The following list, attributable to Frank J. Navran, director of training at the Ethics Resource Center, gives us a good overview of how to conduct ourselves in order to gain trust from our coworkers, managers and others.
- Be proactive in reporting problems or errors -- be the first to report your own mistakes
- Accept responsibility to fix what is wrong even if you were not responsible for making it wrong
- Show that the event was an exception
- Tell how you will prevent its recurrence -- focuse on fixing the problem, not the blame
- Invite public scrutiny of the issue and your proposed responses
- Don't do it again
Set an example among your co-workers and for your staff by using good common sense. Let's look at the ethical nature of business meetings held during breakfast or lunch. Meals occurring in connection with business discussions or the development of business relationships are generally deemed appropriate in the conduct of ethical business. As a general guideline, business entertainment in the form of meals and non-alcoholic beverages is acceptable, as long as the meals are modest, infrequent and, as much as possible, conducted on a reciprocal basis. When was the last time you bought a vendor lunch? Entertainment in any form that would likely result in a feeling or expectation of personal obligation should not be extended or accepted.
If you have any doubt about the appropriateness of a situation, seek input from your immediate supervisor as to whether a gift or entertainment might be compromising or could be considered unreasonable under the circumstances. Remember, the significance of the gift often lies not in the dollar value, but in the circumstances surrounding the gift and its acceptance. When in doubt, check with your manager or consider talking to your organization's human resources staff.
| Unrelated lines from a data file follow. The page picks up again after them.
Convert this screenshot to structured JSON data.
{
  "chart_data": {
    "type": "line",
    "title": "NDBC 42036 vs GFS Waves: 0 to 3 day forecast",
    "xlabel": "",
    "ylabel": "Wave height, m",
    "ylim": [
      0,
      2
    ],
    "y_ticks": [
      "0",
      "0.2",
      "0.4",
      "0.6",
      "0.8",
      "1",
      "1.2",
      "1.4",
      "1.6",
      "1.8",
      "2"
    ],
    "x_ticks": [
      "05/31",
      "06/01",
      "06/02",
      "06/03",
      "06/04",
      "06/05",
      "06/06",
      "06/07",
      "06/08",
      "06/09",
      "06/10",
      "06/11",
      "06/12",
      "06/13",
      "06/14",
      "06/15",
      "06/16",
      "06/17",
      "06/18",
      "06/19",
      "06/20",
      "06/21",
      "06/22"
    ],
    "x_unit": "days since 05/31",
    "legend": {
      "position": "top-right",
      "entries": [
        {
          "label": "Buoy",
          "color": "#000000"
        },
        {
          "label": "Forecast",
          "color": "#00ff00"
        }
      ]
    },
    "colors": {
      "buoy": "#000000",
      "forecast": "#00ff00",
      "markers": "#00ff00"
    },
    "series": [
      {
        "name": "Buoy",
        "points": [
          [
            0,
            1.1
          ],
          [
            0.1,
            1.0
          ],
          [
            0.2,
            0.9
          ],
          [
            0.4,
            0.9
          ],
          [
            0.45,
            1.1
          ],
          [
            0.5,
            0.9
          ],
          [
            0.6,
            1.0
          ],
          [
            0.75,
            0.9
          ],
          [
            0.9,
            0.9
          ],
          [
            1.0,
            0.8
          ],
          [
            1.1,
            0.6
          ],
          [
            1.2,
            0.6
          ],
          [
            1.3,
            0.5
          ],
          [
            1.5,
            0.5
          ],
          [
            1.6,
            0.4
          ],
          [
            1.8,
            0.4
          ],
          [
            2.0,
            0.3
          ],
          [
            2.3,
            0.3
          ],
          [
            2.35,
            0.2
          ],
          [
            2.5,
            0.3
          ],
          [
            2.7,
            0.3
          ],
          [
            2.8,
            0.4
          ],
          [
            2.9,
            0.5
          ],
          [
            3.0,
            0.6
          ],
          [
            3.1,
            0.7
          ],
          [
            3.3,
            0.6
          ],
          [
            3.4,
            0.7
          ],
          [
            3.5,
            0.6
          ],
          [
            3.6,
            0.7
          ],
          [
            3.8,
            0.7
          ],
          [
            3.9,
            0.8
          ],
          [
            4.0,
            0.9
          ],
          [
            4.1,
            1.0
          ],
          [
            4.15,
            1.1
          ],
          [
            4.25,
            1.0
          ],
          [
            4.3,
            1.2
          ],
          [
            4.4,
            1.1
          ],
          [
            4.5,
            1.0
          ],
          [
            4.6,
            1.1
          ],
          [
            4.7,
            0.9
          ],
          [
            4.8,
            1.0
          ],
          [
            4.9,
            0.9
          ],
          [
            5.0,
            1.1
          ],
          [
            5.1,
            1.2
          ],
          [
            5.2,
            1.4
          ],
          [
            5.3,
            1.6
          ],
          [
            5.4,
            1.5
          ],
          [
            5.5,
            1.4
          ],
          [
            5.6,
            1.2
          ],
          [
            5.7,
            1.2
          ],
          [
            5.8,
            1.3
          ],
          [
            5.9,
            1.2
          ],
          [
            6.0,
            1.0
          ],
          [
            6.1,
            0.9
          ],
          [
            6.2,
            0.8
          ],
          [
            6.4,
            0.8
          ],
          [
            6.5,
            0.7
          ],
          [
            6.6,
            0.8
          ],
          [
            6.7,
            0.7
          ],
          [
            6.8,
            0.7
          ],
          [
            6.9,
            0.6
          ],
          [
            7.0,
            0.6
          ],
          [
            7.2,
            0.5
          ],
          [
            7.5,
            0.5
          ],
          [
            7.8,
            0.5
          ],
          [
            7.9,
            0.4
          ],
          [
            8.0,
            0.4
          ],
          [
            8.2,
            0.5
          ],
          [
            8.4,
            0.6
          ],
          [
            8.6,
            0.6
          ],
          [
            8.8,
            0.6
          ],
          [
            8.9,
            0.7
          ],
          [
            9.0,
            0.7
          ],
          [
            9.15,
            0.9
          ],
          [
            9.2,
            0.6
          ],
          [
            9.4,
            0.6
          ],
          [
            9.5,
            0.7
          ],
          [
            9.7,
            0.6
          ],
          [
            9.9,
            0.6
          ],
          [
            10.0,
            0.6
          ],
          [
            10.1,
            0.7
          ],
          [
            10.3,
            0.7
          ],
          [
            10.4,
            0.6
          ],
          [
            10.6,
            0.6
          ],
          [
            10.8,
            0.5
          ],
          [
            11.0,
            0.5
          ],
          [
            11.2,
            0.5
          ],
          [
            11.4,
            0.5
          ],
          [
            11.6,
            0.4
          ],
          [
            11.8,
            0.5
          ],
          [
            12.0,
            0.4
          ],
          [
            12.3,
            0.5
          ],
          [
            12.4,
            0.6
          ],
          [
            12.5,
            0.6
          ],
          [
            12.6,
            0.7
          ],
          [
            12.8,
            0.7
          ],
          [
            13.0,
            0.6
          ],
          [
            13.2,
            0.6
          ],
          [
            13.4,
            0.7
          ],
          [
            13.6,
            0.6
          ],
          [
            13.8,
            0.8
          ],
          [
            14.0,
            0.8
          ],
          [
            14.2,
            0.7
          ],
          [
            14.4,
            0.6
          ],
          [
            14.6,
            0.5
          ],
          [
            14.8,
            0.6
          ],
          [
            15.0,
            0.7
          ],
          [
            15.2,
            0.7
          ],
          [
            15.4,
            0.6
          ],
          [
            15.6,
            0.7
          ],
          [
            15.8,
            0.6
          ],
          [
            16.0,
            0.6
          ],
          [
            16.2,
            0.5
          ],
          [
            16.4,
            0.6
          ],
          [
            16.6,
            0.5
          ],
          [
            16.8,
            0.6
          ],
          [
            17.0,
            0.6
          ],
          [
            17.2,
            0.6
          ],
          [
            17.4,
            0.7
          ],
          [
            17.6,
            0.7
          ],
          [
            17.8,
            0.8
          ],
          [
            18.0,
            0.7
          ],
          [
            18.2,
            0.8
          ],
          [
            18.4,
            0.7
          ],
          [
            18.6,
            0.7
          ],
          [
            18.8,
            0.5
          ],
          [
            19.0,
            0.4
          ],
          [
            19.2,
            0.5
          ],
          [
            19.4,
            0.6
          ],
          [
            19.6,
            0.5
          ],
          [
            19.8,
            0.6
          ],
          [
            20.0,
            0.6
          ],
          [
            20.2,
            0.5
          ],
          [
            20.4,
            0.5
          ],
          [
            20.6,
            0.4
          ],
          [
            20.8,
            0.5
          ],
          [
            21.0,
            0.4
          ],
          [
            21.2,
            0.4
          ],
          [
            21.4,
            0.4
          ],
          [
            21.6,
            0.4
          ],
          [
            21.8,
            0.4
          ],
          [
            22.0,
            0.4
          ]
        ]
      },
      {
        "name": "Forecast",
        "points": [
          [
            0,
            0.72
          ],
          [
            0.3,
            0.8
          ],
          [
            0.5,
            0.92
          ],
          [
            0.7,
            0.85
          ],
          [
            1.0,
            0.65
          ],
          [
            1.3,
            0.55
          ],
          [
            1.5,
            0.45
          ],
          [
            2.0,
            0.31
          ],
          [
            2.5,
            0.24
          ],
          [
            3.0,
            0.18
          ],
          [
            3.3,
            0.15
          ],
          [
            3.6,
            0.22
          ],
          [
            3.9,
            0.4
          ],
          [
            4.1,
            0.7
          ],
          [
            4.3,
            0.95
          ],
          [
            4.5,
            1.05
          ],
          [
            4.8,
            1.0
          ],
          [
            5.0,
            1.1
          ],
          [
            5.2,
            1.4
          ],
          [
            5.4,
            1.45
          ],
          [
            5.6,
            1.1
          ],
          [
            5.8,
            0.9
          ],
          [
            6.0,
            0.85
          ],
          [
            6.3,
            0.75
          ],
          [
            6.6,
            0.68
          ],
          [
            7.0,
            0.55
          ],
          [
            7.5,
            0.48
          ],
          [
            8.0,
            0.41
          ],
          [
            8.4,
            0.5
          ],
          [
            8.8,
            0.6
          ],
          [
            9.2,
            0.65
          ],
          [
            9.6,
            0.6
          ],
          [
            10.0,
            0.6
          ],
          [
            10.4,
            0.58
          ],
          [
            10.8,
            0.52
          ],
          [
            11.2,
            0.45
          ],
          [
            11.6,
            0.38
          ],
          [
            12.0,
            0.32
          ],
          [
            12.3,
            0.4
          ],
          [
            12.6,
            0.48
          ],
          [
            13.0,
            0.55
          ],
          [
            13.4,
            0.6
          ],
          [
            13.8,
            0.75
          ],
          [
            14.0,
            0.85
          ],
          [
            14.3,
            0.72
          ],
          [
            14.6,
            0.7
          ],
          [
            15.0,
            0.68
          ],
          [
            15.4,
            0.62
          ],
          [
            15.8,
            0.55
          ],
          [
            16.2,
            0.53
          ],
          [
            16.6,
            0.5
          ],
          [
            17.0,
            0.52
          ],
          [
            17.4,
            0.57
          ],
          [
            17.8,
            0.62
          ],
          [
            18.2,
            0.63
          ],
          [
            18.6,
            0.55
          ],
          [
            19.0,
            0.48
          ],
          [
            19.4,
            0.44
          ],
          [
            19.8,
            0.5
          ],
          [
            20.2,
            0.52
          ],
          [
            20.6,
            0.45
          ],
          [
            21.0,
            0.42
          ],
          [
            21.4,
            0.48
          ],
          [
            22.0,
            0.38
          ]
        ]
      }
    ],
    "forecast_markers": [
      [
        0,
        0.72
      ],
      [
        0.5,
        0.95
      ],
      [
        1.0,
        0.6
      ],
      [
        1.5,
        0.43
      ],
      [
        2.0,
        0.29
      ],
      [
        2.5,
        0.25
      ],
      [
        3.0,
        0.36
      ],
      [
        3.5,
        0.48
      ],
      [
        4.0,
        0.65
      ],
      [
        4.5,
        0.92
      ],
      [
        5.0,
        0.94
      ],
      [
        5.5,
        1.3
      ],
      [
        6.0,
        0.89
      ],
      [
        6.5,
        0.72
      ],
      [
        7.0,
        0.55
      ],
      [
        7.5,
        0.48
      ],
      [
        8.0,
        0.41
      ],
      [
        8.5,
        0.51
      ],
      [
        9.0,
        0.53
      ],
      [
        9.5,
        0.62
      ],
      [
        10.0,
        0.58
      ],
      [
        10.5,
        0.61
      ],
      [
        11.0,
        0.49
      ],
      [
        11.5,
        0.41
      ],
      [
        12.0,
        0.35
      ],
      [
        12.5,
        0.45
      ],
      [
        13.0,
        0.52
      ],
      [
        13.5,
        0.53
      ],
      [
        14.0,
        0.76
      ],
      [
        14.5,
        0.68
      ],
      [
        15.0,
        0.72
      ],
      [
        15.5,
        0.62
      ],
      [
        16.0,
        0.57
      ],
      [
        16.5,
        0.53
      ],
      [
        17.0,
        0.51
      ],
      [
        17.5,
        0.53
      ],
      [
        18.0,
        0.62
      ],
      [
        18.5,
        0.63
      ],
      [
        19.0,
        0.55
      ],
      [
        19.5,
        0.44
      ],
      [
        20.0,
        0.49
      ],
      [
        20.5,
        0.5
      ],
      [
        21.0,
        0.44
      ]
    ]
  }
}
Don't gossip about co-workers, vendors or other organizations. What you repeat could be harmful to someone, or even slanderous, and you just don't need that hassle when you're trying to get work done. Here's a good saying to remember when you're tempted to dish dirt about someone or something: "Small minds talk about people; mediocre minds discuss events; great minds communicate about ideas."
I'm sure that all of my fellow healthcare professionals possess great minds.
I'll leave you with one last thought to ponder. Bob Dunn, president and CEO of San Francisco-based Business for Social Responsibility, said, "Ethical decisions aren't as easy as they used to be. Now, they're the difference between right -- and right."
Bryant Broder, ACSP, is the immediate past president of the American Society for Health Central Service Professionals, and is the manager of surgical processing at Saint Mary's Health Services in Grand Rapids, Mich.